Abstract
Background: Management strategies for congenital heart disease (CHD) associated with significant airway compression have not been standardized among institutions. The objective of our study was to determine the appropriate strategy and timing of treatment.
Methods: A retrospective review was conducted of 15 patients with tracheobronchomalacia caused by CHD who were treated from 2005 to 2015. Patients were classified into 3 groups according CHD type: I) absent pulmonary valve, II) left-to-right shunt anomaly, and III) vascular ring.
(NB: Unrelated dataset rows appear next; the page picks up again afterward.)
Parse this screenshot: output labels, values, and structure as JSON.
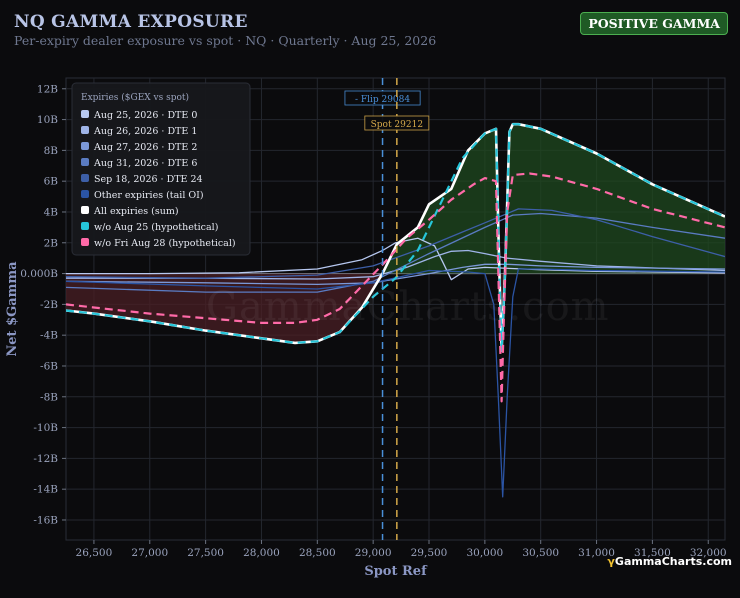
{
  "header": {
    "title": "NQ GAMMA EXPOSURE",
    "subtitle": "Per-expiry dealer exposure vs spot · NQ · Quarterly · Aug 25, 2026",
    "badge": "POSITIVE GAMMA"
  },
  "watermark": "GammaCharts.com",
  "brand": {
    "mark": "γ",
    "text": "GammaCharts.com"
  },
  "colors": {
    "badge_bg": "#1f5a25",
    "positive_fill": "#1f4a1f",
    "negative_fill": "#4a1f24",
    "flip": "#4a90d9",
    "spot": "#d4a84a"
  },
  "chart_data": {
    "type": "line",
    "xlabel": "Spot Ref",
    "ylabel": "Net $Gamma",
    "xlim": [
      26250,
      32150
    ],
    "ylim": [
      -17.3,
      12.7
    ],
    "x_ticks": [
      26500,
      27000,
      27500,
      28000,
      28500,
      29000,
      29500,
      30000,
      30500,
      31000,
      31500,
      32000
    ],
    "x_tick_labels": [
      "26,500",
      "27,000",
      "27,500",
      "28,000",
      "28,500",
      "29,000",
      "29,500",
      "30,000",
      "30,500",
      "31,000",
      "31,500",
      "32,000"
    ],
    "y_ticks": [
      12,
      10,
      8,
      6,
      4,
      2,
      0,
      -2,
      -4,
      -6,
      -8,
      -10,
      -12,
      -14,
      -16
    ],
    "y_tick_labels": [
      "12B",
      "10B",
      "8B",
      "6B",
      "4B",
      "2B",
      "0.000B",
      "-2B",
      "-4B",
      "-6B",
      "-8B",
      "-10B",
      "-12B",
      "-14B",
      "-16B"
    ],
    "grid": true,
    "legend_position": "top-left",
    "legend_title": "Expiries ($GEX vs spot)",
    "annotations": [
      {
        "label": "- Flip 29084",
        "x": 29084,
        "color": "#4a90d9"
      },
      {
        "label": "Spot 29212",
        "x": 29212,
        "color": "#d4a84a"
      }
    ],
    "series": [
      {
        "name": "Aug 25, 2026 · DTE 0",
        "color": "#b7c8f0",
        "style": "solid",
        "x": [
          26250,
          27000,
          27800,
          28500,
          28900,
          29084,
          29200,
          29400,
          29550,
          29620,
          29700,
          29850,
          30000,
          30500,
          31000,
          31500,
          32150
        ],
        "y": [
          0.0,
          0.0,
          0.05,
          0.3,
          0.9,
          1.5,
          2.0,
          2.3,
          1.8,
          0.8,
          -0.4,
          0.3,
          0.4,
          0.25,
          0.15,
          0.1,
          0.05
        ]
      },
      {
        "name": "Aug 26, 2026 · DTE 1",
        "color": "#9fb4e8",
        "style": "solid",
        "x": [
          26250,
          27500,
          28500,
          29000,
          29300,
          29550,
          29700,
          29850,
          30000,
          30200,
          30500,
          31000,
          32150
        ],
        "y": [
          -0.3,
          -0.3,
          -0.35,
          -0.2,
          0.4,
          1.1,
          1.45,
          1.5,
          1.3,
          1.0,
          0.8,
          0.5,
          0.2
        ]
      },
      {
        "name": "Aug 27, 2026 · DTE 2",
        "color": "#7b98d8",
        "style": "solid",
        "x": [
          26250,
          27500,
          28500,
          29000,
          29500,
          29800,
          30000,
          30200,
          30500,
          31000,
          32150
        ],
        "y": [
          -0.5,
          -0.6,
          -0.7,
          -0.6,
          0.0,
          0.4,
          0.6,
          0.6,
          0.5,
          0.4,
          0.3
        ]
      },
      {
        "name": "Aug 31, 2026 · DTE 6",
        "color": "#5a7bc2",
        "style": "solid",
        "x": [
          26250,
          27500,
          28500,
          29000,
          29500,
          30000,
          30250,
          30500,
          31000,
          31500,
          32150
        ],
        "y": [
          -0.9,
          -1.2,
          -1.2,
          -0.5,
          1.3,
          3.0,
          3.8,
          3.9,
          3.6,
          3.0,
          2.3
        ]
      },
      {
        "name": "Sep 18, 2026 · DTE 24",
        "color": "#3d5fa8",
        "style": "solid",
        "x": [
          26250,
          27500,
          28500,
          29000,
          29500,
          29800,
          30000,
          30300,
          30600,
          31000,
          31500,
          32150
        ],
        "y": [
          -0.2,
          -0.3,
          -0.1,
          0.5,
          1.8,
          2.7,
          3.3,
          4.2,
          4.1,
          3.5,
          2.4,
          1.1
        ]
      },
      {
        "name": "Other expiries (tail OI)",
        "color": "#2b54a4",
        "style": "solid",
        "x": [
          26250,
          27500,
          28500,
          29000,
          29500,
          29850,
          30000,
          30080,
          30120,
          30160,
          30200,
          30250,
          30300,
          30500,
          31000,
          32150
        ],
        "y": [
          -0.5,
          -0.8,
          -1.0,
          -0.6,
          0.2,
          0.1,
          0.0,
          -2.0,
          -8.0,
          -14.5,
          -8.0,
          -1.5,
          0.3,
          0.3,
          0.2,
          0.1
        ]
      },
      {
        "name": "All expiries (sum)",
        "color": "#ffffff",
        "style": "solid",
        "x": [
          26250,
          26500,
          27000,
          27500,
          28000,
          28300,
          28500,
          28700,
          28900,
          29084,
          29212,
          29400,
          29500,
          29700,
          29850,
          30000,
          30100,
          30130,
          30150,
          30180,
          30220,
          30250,
          30300,
          30500,
          31000,
          31500,
          32150
        ],
        "y": [
          -2.4,
          -2.6,
          -3.1,
          -3.7,
          -4.2,
          -4.5,
          -4.4,
          -3.8,
          -2.2,
          0.0,
          1.9,
          3.0,
          4.5,
          5.5,
          8.0,
          9.1,
          9.4,
          0.0,
          -5.0,
          0.0,
          9.2,
          9.7,
          9.7,
          9.4,
          7.8,
          5.8,
          3.7
        ]
      },
      {
        "name": "w/o Aug 25 (hypothetical)",
        "color": "#26c6da",
        "style": "dashed",
        "x": [
          26250,
          26500,
          27000,
          27500,
          28000,
          28300,
          28500,
          28700,
          29000,
          29200,
          29400,
          29600,
          29800,
          30000,
          30100,
          30130,
          30150,
          30180,
          30220,
          30250,
          30300,
          30500,
          31000,
          31500,
          32150
        ],
        "y": [
          -2.4,
          -2.6,
          -3.1,
          -3.7,
          -4.2,
          -4.5,
          -4.4,
          -3.8,
          -1.5,
          -0.3,
          1.5,
          4.5,
          7.5,
          9.1,
          9.4,
          0.0,
          -5.0,
          0.0,
          9.2,
          9.7,
          9.7,
          9.4,
          7.8,
          5.8,
          3.7
        ]
      },
      {
        "name": "w/o Fri Aug 28 (hypothetical)",
        "color": "#ff6aa8",
        "style": "dashed",
        "x": [
          26250,
          26500,
          27000,
          27500,
          28000,
          28300,
          28500,
          28700,
          28900,
          29100,
          29300,
          29500,
          29700,
          29900,
          30000,
          30100,
          30150,
          30170,
          30200,
          30250,
          30400,
          30600,
          31000,
          31500,
          32150
        ],
        "y": [
          -2.0,
          -2.2,
          -2.6,
          -2.9,
          -3.2,
          -3.2,
          -3.0,
          -2.3,
          -0.8,
          0.7,
          2.3,
          3.5,
          4.8,
          5.8,
          6.2,
          6.0,
          -8.3,
          -3.0,
          4.0,
          6.4,
          6.5,
          6.3,
          5.5,
          4.2,
          3.0
        ]
      }
    ]
  }
}
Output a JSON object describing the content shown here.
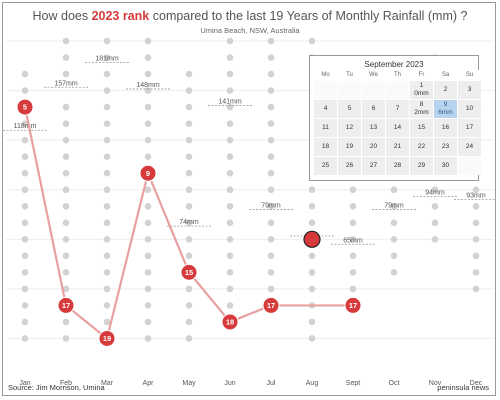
{
  "title": {
    "prefix": "How does ",
    "highlight": "2023 rank",
    "suffix": " compared to the last 19 Years of Monthly Rainfall (mm) ?",
    "highlight_color": "#d63a3a"
  },
  "subtitle": "Umina Beach, NSW, Australia",
  "source": "Source: Jim Morrison, Umina",
  "brand": "peninsula news",
  "colors": {
    "marker": "#d63a3a",
    "line": "#e8a0a0",
    "dots": "#d2d2d2",
    "grid": "#eeeeee",
    "selected": "#b8d3ee"
  },
  "calendar": {
    "title": "September 2023",
    "weekdays": [
      "Mo",
      "Tu",
      "We",
      "Th",
      "Fr",
      "Sa",
      "Su"
    ],
    "weeks": [
      [
        {
          "d": ""
        },
        {
          "d": ""
        },
        {
          "d": ""
        },
        {
          "d": ""
        },
        {
          "d": "1",
          "v": "0mm"
        },
        {
          "d": "2"
        },
        {
          "d": "3"
        }
      ],
      [
        {
          "d": "4"
        },
        {
          "d": "5"
        },
        {
          "d": "6"
        },
        {
          "d": "7"
        },
        {
          "d": "8",
          "v": "2mm"
        },
        {
          "d": "9",
          "v": "6mm",
          "selected": true
        },
        {
          "d": "10"
        }
      ],
      [
        {
          "d": "11"
        },
        {
          "d": "12"
        },
        {
          "d": "13"
        },
        {
          "d": "14"
        },
        {
          "d": "15"
        },
        {
          "d": "16"
        },
        {
          "d": "17"
        }
      ],
      [
        {
          "d": "18"
        },
        {
          "d": "19"
        },
        {
          "d": "20"
        },
        {
          "d": "21"
        },
        {
          "d": "22"
        },
        {
          "d": "23"
        },
        {
          "d": "24"
        }
      ],
      [
        {
          "d": "25"
        },
        {
          "d": "26"
        },
        {
          "d": "27"
        },
        {
          "d": "28"
        },
        {
          "d": "29"
        },
        {
          "d": "30"
        },
        {
          "d": ""
        }
      ]
    ]
  },
  "chart_data": {
    "type": "scatter",
    "categories": [
      "Jan",
      "Feb",
      "Mar",
      "Apr",
      "May",
      "Jun",
      "Jul",
      "Aug",
      "Sept",
      "Oct",
      "Nov",
      "Dec"
    ],
    "y_rank_range": [
      1,
      20
    ],
    "grid": true,
    "series": [
      {
        "name": "2023 rank",
        "values": [
          5,
          17,
          19,
          9,
          15,
          18,
          17,
          null,
          17,
          null,
          null,
          null
        ],
        "extra_marker": {
          "category": "Aug",
          "rank": 13,
          "label": ""
        }
      }
    ],
    "median_labels": [
      "118mm",
      "157mm",
      "181mm",
      "148mm",
      "74mm",
      "141mm",
      "79mm",
      "",
      "65mm",
      "79mm",
      "94mm",
      "93mm"
    ],
    "median_ranks": [
      6.4,
      3.8,
      2.3,
      3.9,
      12.2,
      4.9,
      11.2,
      12.8,
      13.3,
      11.2,
      10.4,
      10.6
    ],
    "other_years_ranks": [
      [
        3,
        4,
        6,
        7,
        8,
        9,
        10,
        11,
        12,
        13,
        14,
        15,
        16,
        17,
        18,
        19
      ],
      [
        1,
        2,
        3,
        5,
        6,
        7,
        8,
        9,
        10,
        11,
        12,
        13,
        14,
        15,
        16,
        18,
        19
      ],
      [
        1,
        2,
        3,
        4,
        5,
        6,
        7,
        8,
        9,
        10,
        11,
        12,
        13,
        14,
        15,
        16,
        17,
        18
      ],
      [
        1,
        2,
        3,
        4,
        5,
        6,
        7,
        8,
        10,
        11,
        12,
        13,
        14,
        15,
        16,
        17,
        18,
        19
      ],
      [
        3,
        4,
        5,
        6,
        7,
        8,
        9,
        10,
        11,
        12,
        13,
        14,
        16,
        17,
        18,
        19
      ],
      [
        1,
        2,
        3,
        4,
        5,
        6,
        7,
        8,
        9,
        10,
        11,
        12,
        13,
        14,
        15,
        16,
        17
      ],
      [
        1,
        2,
        3,
        4,
        5,
        6,
        7,
        8,
        9,
        10,
        11,
        12,
        13,
        14,
        15,
        16
      ],
      [
        1,
        2,
        3,
        4,
        5,
        6,
        7,
        8,
        9,
        10,
        11,
        12,
        14,
        15,
        16,
        17,
        18,
        19
      ],
      [
        3,
        4,
        5,
        6,
        7,
        8,
        9,
        10,
        11,
        12,
        13,
        14,
        15,
        16
      ],
      [
        3,
        4,
        5,
        6,
        7,
        8,
        9,
        10,
        11,
        12,
        13,
        14,
        15
      ],
      [
        2,
        3,
        4,
        5,
        6,
        7,
        8,
        9,
        10,
        11,
        12,
        13
      ],
      [
        3,
        4,
        5,
        6,
        7,
        8,
        9,
        10,
        11,
        12,
        13,
        14,
        15,
        16
      ]
    ]
  }
}
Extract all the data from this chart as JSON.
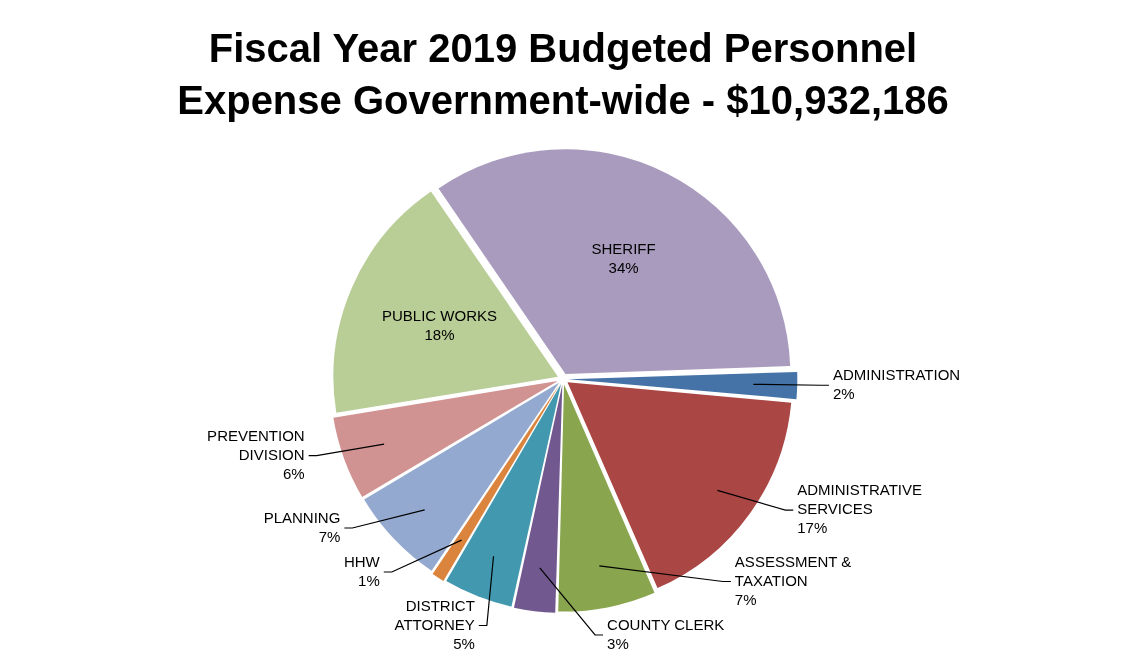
{
  "chart_data": {
    "type": "pie",
    "title": "Fiscal Year 2019 Budgeted Personnel Expense Government-wide - $10,932,186",
    "categories": [
      "ADMINISTRATION",
      "ADMINISTRATIVE SERVICES",
      "ASSESSMENT & TAXATION",
      "COUNTY CLERK",
      "DISTRICT ATTORNEY",
      "HHW",
      "PLANNING",
      "PREVENTION DIVISION",
      "PUBLIC WORKS",
      "SHERIFF"
    ],
    "values": [
      2,
      17,
      7,
      3,
      5,
      1,
      7,
      6,
      18,
      34
    ],
    "value_labels": [
      "2%",
      "17%",
      "7%",
      "3%",
      "5%",
      "1%",
      "7%",
      "6%",
      "18%",
      "34%"
    ],
    "colors": [
      "#4572a7",
      "#aa4643",
      "#89a54e",
      "#71588f",
      "#4198af",
      "#db843d",
      "#93a9cf",
      "#d19392",
      "#b9cd96",
      "#a99bbd"
    ],
    "legend": false
  }
}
Result: Intracardiac repair (ICR) and division of the vascular ring improved respiratory symptoms in 9 (82%) of 11 patients. All 4 patients who did not undergo ICR died. Age at the time of surgery was I) 2.8±3.0, II) 6.0±3.4, and III) 7.8±3.9 months (mean±SD), respectively. The longest waiting period for surgery was reported for Group III (mean±SD 4.0±1.6 months). All patients in groups I and II required preoperative ventilation. Four (50%) of 8 patients with chromosomal abnormalities had poor symptom improvement.
Conclusions: ICR and division of the vascular ring were superior to palliative surgery for the relief of airway lesions. Surgical treatment might be required earlier in patients with CHD other than a vascular ring due to acute respiratory exacerbation. Early ICR should be considered in such patients.